The other contenders for the Epica d’Or were TBWA London’s “Double Life” commercial for Sony PlayStation; and Paradiset DDB’s new TV campaign for Thomson Holidays, “We know the feeling”.
The PlayStation film had great style. Shot in moody black and white, its surreal and anarchic images were harnessed by a voiceover which cut perfectly from individual to individual, as men and women, young and old, cyber fantasists, all took up the continuous storyline.
Paradiset’s campaign had little of the slickness of the TBWA work. Where it scored was its near faultless interpretation of an original idea.
Originality is not something normally associated with the sun, sand and sex clichés of tour operator advertising. But UK-based Thomson, in launching successfully into the Swedish market last year, needed to come up with something memorable.
The proposition rests on Thomson being able to draw on more than 30 years’ experience in the world’s most demanding holiday market. After all, who can know more about appalling weather conditions than the British? Our climate is one of those truisms about British life with which almost all foreigners can sympathise. Certainly, Swedes are used to “knowing the feeling” after glimpsing endless low pressure zones over the British Isles on the television every night.

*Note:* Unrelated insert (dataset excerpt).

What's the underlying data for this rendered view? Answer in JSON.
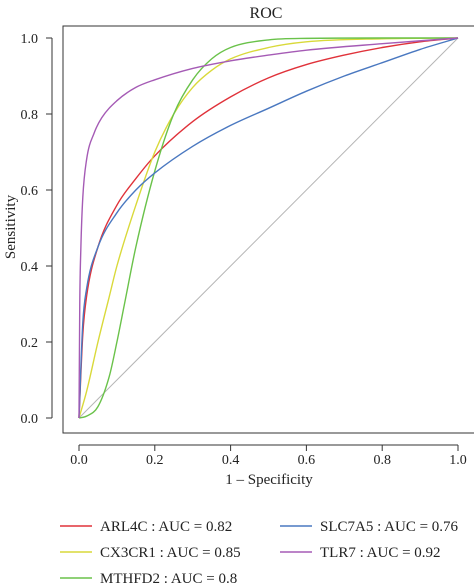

The commercials, made in English, with English actors and exploiting a very English style, use simple head-and shoulders frames of national stereotypes to achieve their end. Each descants on the joys of British weather in an ironic, humorous way. In one, a young English rose describes her fondness for grey; and, in the best-observed of the lot, a down-trodden divorcee in banking does a vox pop in the pouring rain, unsuccessfully contrasting the “happiness” of her own condition with that of her ex-husband, who has emigrated to Hawaii with his new wife.
Thomson beat PlayStation to the Epica d’Or by a single vote – the most closely contested winner ever.